Rates for cybersecurity insurance edged lower in the last few months despite surging demand, as heavy competition brewed among insurers rushing into the market in search of the next profitable product, insurance brokers Marsh said on Wednesday.

A series of high-profile data breaches at companies including Sony Corp and Citigroup have drawn sudden attention to cyberinsurance, which covers everything from the cost of notifying customers their data has been breached to the cost of defending against those customers' lawsuits.

A number of brokers told Reuters in early June that their phones were ringing off the hook, with some customers seeking coverage limits of up to $200 million for new policies. Such huge limits are noteworthy, since less than 5 percent of all data breaches cost more than $20 million.

Yet despite all that demand, there has also been a marked increase in the number of insurers willing to write such policies. Travelers Companies Inc, one of the largest property and casualty insurers in the world, launched its own program last month, and others like Chubb Corp are increasingly aggressive in the market as well.

We see a major player come into the space once a quarter, once every other quarter, so capacity continues to exceed demand, said Bob Parisi, a senior vice president in the financial and professional liability practice at Marsh, a unit of Marsh & McLennan.

You've got $100 million, $200 million in capacity chasing $25 million in risk. It's the undiscovered country, everyone's looking for a growth area.

DOWN 2 PERCENT

Amid that competition, Marsh said cyberinsurance rates fell an average of 2 percent in the second quarter. Insurers are giving their customers extra coverage in an attempt to hold the line on rates, but prices are still falling, Marsh said.

Those concessions include raising coverage limits, lowering deductibles, or adopting a more liberal interpretation of what counts as a claim -- all of which benefit the customer at the expense of greater risk for the insurer.

As it has been for years, one of the biggest problems is accurate pricing. Customers face huge risks and insurers are still developing standards to figure out who is worth covering and who is uninsurable at any price.

You're insuring all the nonsmoking, low-cholesterol iron workers -- they do something inherently dangerous but they're well-trained and they're all healthy, Parisi said, by way of an analogy to describe how insurers approach cyber risk.
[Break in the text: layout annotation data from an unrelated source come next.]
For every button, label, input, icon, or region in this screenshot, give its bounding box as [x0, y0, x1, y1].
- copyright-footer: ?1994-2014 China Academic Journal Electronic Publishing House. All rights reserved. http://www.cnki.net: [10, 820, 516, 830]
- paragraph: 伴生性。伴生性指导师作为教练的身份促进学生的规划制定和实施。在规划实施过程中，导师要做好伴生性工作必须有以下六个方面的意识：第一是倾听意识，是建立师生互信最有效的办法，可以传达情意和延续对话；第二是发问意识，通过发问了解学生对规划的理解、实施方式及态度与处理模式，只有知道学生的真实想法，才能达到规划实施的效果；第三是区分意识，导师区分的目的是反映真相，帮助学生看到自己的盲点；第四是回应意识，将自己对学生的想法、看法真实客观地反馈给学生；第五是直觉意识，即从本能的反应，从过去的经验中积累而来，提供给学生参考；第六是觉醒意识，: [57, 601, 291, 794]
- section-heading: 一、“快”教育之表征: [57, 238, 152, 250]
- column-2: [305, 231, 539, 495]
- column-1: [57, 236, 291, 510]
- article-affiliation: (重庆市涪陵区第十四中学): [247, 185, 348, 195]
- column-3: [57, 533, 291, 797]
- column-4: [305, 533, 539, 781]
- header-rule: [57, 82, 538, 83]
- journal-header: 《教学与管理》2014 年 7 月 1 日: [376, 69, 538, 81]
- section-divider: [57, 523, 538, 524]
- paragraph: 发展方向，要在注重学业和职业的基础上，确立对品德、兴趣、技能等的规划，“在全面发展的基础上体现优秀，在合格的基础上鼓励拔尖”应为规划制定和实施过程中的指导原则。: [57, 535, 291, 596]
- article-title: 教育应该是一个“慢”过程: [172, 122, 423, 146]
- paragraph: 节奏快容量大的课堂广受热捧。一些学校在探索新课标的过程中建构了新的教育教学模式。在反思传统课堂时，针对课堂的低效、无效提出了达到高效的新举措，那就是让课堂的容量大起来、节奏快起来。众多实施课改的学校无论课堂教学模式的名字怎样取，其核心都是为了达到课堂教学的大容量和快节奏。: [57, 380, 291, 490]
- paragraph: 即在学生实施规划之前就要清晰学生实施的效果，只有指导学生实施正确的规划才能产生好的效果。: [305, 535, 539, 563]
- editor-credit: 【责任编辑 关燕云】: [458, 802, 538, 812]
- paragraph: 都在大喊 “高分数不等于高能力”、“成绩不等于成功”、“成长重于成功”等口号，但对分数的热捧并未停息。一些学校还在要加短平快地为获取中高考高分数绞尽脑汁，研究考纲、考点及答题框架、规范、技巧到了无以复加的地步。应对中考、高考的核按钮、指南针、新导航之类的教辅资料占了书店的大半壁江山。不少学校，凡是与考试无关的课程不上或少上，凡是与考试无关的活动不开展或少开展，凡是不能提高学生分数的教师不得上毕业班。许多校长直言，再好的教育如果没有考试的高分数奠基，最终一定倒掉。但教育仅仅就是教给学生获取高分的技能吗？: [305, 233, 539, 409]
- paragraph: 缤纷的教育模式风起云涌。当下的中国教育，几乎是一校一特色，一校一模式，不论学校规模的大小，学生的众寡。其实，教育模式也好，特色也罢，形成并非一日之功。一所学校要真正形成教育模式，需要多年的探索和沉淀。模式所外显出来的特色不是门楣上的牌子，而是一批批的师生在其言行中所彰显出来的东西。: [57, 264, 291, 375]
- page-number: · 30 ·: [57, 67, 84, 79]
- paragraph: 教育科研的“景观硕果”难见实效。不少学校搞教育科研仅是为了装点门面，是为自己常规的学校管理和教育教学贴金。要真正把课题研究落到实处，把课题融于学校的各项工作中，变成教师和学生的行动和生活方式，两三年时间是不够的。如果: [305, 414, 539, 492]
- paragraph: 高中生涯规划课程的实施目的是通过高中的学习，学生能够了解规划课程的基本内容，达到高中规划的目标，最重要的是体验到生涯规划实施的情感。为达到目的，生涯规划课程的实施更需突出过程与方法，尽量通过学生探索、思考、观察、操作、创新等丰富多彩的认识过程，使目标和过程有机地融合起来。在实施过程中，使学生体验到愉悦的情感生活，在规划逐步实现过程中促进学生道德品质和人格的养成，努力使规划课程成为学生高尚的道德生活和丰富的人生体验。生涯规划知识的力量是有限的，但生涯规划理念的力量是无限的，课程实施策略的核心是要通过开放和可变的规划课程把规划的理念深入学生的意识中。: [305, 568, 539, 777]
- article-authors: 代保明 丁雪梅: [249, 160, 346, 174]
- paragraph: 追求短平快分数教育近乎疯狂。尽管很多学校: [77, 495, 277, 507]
Of all the categories of coverage that exist, Marsh said the biggest increase in claims during the most recent quarter was for privacy-related claims, such as notifying customers their data had been breached and giving them credit monitoring and identity theft services.

A year of credit monitoring services has been become a standard offering from companies to their customers after a data breach, consumer advocates say.

Even so, new risks continue to emerge all the time. The latest is social media, particularly as financial companies increasingly tie up with social networks, like the American Express deal this week with Facebook.

No one has any idea what risk social media and social networks are creating yet, Parisi said.